Его суд. Его оправданье.
Туруханская селедка
Глава двадцать вторая
Ровный гул моторов. Холод. Ночь. Ледяная аргентинская весна.
Де Вержи летел над побережьем. Он рассчитывал через час повернуть к горам, горючего должно было хватить. Ночной океан внизу — темно-зеленый кусок блестящей под луной жести. Бог хороший жестянщик. И строитель. Вон какие горы возвел.
Что будет, если подняться выше? Еще выше? В стратосферу? В междупланетное пространство? Земля станет сначала огромным синим арбузом, потом зеленым яблоком, потом сливой, потом горошиной, потом чечевицей, потом — золотым зерном, еще одной звездой. Что будут испытывать те, кто в грядущих веках улетит от нее навсегда?
Крыло накренилось, раздался странный звук. Андрэ вскинул голову.
Впереди светилась точка. Это не звезда. Она двигалась. Самолет.
Другой самолет.
Де Вержи подумал: кто из наших? Дондэн, Лепелетье, Мутон? — как тот, кто летел рядом, параллельно его эшелону, сделал нырок фюзеляжем, потом поднялся и теперь летел уже над ним. Словно выслеживал. Стерег.
«Я не добыча». Спину обдало потом.
Вцепился в штурвал. Надо уходить. Куда? В горы? Возвращаться обратно в Буэнос-Айрес?
Самолет чужака был черный, как черный кашалот, непохожий ни на что.

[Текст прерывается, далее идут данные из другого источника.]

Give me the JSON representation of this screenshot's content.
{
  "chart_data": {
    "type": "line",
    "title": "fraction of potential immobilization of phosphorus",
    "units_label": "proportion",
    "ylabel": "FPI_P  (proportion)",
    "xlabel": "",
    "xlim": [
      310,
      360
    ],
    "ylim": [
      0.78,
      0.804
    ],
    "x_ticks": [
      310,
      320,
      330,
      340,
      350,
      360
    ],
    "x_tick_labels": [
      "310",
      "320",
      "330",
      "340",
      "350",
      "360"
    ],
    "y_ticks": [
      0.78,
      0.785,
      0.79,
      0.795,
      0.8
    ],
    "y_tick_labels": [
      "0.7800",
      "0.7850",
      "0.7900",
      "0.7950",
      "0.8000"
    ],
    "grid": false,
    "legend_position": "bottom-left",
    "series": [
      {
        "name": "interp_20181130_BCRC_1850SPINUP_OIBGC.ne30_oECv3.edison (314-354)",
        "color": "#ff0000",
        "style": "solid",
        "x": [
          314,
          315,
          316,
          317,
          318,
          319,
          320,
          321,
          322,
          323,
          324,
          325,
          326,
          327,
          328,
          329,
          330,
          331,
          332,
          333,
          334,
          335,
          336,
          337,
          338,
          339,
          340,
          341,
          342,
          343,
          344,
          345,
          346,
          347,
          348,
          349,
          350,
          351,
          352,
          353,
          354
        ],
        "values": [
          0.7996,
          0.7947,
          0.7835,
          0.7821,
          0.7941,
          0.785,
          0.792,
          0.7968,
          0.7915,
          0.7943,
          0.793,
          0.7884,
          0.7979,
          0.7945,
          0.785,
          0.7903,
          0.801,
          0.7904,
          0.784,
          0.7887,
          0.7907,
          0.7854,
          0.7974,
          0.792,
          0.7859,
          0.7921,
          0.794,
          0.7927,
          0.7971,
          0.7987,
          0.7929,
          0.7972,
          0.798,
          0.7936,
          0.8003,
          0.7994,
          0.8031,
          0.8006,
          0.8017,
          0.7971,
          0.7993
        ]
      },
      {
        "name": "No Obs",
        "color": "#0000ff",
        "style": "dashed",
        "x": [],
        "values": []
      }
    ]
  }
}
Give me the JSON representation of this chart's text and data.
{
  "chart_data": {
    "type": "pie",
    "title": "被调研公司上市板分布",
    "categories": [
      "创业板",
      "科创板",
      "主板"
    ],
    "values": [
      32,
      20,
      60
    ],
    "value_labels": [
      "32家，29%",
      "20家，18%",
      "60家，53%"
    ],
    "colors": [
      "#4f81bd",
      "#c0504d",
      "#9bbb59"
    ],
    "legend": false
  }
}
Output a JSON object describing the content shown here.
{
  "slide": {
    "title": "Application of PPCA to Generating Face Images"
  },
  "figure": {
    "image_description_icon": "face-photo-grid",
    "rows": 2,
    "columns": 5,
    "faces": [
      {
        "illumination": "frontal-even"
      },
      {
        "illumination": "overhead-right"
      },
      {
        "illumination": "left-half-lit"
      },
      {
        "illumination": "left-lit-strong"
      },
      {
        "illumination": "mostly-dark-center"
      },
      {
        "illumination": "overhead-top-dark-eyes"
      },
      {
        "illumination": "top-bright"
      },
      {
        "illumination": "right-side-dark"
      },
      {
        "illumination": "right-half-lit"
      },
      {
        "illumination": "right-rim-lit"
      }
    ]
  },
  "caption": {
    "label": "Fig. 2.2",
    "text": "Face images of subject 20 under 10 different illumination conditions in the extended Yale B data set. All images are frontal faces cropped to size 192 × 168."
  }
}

Он впервые видел такую конструкцию.
«Уходи, слушай, ну уходи. Я не знаю, кто ты, но давай, шуруй отсюда».
Де Вержи потянул штурвал на себя. Набирал высоту. Сейчас он наберет высоту и уйдет.
Холод поселился под ребрами, заполнил желудок. Сколько полетов, тысяча, десять тысяч, и ни разу не затошнило, а тут вырвет вот-вот.
«Ты хлюпик, Андрэ, и больше ничего. Давай, выжимай. Не подведи, старичок!»
«Старичок», надежный коняга «Потэ-63», слушался его рук. Он сросся с самолетом, они были одно. Железный кентавр. Чужак сделал разворот. Полоса огня прошила тьму. Де Вержи еще не понял: его сбивают.